Musings by @thedevel

Designing for Metadata-driven Data Discovery

1184 words · 05 May 2012

What is necessary for taking data about data and using it to drive data discovery?

Context.

Understanding Metadata

When attempting to explain what metadata is, most people typically bob their heads in agreement and crack the joke, "we have metadata coming out of our metadata!".

I find this somewhat humorless because this means the person has no idea what you are talking about. Metadata, by definition, has an elusive meaning because it's meaning depends on the context of what you are talking about. The formal definition does not provide much help.

A set of data that describes and gives information about other data.

The Metadata entry on Wikipedia attempts to disambiguate the meaning and provides much more detail. The two types of metadata described are structural metadata, data about the containers of data, and descriptive metadata, data about data content.

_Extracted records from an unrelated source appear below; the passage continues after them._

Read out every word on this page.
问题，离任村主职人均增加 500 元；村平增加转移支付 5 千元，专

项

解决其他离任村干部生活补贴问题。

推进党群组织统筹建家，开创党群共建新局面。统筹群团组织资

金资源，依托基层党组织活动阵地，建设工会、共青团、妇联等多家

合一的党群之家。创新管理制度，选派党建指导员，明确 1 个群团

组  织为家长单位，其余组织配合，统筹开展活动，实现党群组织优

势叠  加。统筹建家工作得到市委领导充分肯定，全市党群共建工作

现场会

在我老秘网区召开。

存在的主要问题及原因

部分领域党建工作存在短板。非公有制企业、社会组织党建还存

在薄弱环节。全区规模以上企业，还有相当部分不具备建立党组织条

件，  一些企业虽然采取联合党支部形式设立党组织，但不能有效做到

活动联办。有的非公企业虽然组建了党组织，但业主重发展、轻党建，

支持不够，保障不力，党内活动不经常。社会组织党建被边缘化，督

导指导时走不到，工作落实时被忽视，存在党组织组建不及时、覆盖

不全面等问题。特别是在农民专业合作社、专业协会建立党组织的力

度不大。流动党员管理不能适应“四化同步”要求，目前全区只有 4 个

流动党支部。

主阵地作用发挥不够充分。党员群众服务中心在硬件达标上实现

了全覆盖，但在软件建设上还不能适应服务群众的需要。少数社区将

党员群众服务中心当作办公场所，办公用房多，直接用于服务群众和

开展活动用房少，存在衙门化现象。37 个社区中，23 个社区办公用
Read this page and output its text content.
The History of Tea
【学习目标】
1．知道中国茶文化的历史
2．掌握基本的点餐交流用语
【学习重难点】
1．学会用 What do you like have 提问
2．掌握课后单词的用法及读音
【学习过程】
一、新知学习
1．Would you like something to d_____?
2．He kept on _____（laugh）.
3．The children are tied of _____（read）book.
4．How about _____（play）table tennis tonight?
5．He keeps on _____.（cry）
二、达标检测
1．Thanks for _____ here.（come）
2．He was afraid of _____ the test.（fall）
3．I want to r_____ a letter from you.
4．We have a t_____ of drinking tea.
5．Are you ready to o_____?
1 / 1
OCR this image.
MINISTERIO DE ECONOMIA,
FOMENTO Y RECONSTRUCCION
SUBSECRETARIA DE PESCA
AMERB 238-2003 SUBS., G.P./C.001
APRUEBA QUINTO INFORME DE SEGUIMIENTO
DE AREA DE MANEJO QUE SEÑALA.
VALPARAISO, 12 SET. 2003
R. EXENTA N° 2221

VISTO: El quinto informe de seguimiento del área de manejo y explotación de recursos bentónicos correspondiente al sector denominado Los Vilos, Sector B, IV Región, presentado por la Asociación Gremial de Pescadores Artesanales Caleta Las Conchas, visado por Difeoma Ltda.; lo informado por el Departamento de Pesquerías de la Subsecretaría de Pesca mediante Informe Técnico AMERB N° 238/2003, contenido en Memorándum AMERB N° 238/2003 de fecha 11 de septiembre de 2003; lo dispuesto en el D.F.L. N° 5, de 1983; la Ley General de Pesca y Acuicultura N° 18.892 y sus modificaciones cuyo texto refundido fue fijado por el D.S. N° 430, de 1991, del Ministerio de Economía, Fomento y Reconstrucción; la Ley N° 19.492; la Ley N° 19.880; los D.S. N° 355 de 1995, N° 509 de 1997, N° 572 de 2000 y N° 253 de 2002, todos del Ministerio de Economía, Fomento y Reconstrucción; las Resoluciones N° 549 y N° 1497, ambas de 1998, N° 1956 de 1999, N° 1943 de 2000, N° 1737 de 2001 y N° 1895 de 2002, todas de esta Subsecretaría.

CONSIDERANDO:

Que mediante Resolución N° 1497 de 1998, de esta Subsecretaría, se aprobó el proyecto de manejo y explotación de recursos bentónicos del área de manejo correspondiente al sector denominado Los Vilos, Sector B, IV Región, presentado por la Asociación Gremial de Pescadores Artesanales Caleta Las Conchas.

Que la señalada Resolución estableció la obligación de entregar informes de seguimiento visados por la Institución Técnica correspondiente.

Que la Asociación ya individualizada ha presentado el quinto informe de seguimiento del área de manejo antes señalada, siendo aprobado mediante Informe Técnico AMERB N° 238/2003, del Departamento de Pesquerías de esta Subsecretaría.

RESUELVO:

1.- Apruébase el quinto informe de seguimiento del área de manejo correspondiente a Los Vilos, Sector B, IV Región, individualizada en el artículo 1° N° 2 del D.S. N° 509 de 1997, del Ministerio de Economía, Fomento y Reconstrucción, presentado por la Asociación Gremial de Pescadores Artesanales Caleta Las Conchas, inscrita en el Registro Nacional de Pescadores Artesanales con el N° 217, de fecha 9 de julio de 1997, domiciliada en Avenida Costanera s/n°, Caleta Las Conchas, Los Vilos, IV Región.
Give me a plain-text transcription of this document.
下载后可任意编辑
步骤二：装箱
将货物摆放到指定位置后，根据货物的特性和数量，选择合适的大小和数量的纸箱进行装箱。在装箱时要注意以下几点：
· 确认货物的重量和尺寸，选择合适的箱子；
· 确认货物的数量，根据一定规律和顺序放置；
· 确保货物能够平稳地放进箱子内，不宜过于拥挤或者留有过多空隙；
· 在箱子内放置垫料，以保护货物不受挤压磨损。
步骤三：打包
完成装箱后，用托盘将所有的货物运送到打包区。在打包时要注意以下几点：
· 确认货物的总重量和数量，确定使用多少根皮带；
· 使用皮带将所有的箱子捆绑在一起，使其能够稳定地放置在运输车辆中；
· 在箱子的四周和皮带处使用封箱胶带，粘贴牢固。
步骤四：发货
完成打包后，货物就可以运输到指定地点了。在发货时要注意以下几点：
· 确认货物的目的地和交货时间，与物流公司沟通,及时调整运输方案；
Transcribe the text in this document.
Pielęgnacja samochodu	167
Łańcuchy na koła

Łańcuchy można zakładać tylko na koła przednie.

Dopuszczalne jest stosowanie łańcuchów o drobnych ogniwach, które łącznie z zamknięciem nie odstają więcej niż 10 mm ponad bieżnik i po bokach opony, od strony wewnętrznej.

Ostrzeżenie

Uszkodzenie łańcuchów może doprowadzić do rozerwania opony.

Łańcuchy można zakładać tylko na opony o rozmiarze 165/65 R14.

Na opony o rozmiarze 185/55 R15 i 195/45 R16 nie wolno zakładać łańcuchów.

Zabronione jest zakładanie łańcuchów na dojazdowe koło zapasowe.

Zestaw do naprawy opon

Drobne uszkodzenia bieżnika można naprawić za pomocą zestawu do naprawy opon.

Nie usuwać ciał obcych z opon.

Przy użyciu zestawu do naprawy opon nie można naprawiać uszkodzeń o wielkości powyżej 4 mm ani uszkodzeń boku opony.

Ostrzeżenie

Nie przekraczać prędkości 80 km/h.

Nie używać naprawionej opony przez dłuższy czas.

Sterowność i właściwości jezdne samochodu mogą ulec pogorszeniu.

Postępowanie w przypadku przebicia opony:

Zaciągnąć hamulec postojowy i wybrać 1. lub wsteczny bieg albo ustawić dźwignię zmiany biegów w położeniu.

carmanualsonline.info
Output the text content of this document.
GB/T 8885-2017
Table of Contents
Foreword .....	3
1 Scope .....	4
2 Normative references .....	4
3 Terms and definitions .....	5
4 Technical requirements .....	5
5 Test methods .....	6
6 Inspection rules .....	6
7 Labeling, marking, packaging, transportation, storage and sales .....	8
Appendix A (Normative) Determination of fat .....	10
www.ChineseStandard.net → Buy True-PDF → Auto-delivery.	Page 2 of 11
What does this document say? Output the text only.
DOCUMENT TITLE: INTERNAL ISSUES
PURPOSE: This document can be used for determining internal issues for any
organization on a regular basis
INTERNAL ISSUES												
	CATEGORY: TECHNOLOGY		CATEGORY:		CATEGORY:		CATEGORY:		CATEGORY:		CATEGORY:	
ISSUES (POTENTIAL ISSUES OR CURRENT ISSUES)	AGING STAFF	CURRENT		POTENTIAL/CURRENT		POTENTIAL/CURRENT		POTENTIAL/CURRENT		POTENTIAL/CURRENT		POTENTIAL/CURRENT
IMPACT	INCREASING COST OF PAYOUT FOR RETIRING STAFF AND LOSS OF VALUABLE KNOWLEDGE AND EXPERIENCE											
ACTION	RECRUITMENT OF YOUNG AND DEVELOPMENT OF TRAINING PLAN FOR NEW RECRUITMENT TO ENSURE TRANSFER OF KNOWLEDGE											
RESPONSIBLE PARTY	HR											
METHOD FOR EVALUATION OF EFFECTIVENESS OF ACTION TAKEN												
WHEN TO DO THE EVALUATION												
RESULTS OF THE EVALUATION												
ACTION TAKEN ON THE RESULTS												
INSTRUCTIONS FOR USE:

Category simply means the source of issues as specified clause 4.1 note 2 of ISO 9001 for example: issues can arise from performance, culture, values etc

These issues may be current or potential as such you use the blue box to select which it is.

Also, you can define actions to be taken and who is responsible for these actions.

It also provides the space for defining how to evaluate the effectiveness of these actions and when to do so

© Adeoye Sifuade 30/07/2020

We will come back to these definitions.

Start With The Data

As an example, let's look at some made-up data about apples.

name                cost    color   firmness
----                ----    -----   --------
red delicious       0.30    red     medium
golden delicious    0.30    gold    null
granny smith        0.40    green   hard
gala                0.40    mixed   medium
rome                0.70    red     null
fuji                0.60    mixed   medium

What metadata can you extract from this data?

name

  • the name is unique
  • the data itself is composed of alpha characters

cost (per apple)

  • the cost is a number, but more precisely corresponds to the U.S. currency, thus constraining it to two decimal places and cannot be negative
  • the cost has an lower bound of $0.30 and an upper bound of $0.70

color

  • the color is not unique
  • like the name, color is composed of alpha characters

firmness

  • the firmness is not unique
  • some apples have an unknown firmness (denoted by null)
  • the data is composed of alpha characters

Progression of Context

Structural metadata adds constraints to the types of queries (questions) you can make about the data. Obviously asking the question "give me all the apples with a cost of 'water'" doesn't make any sense. The fact that we know the cost is a currency allows us to validate the query prior to executing it.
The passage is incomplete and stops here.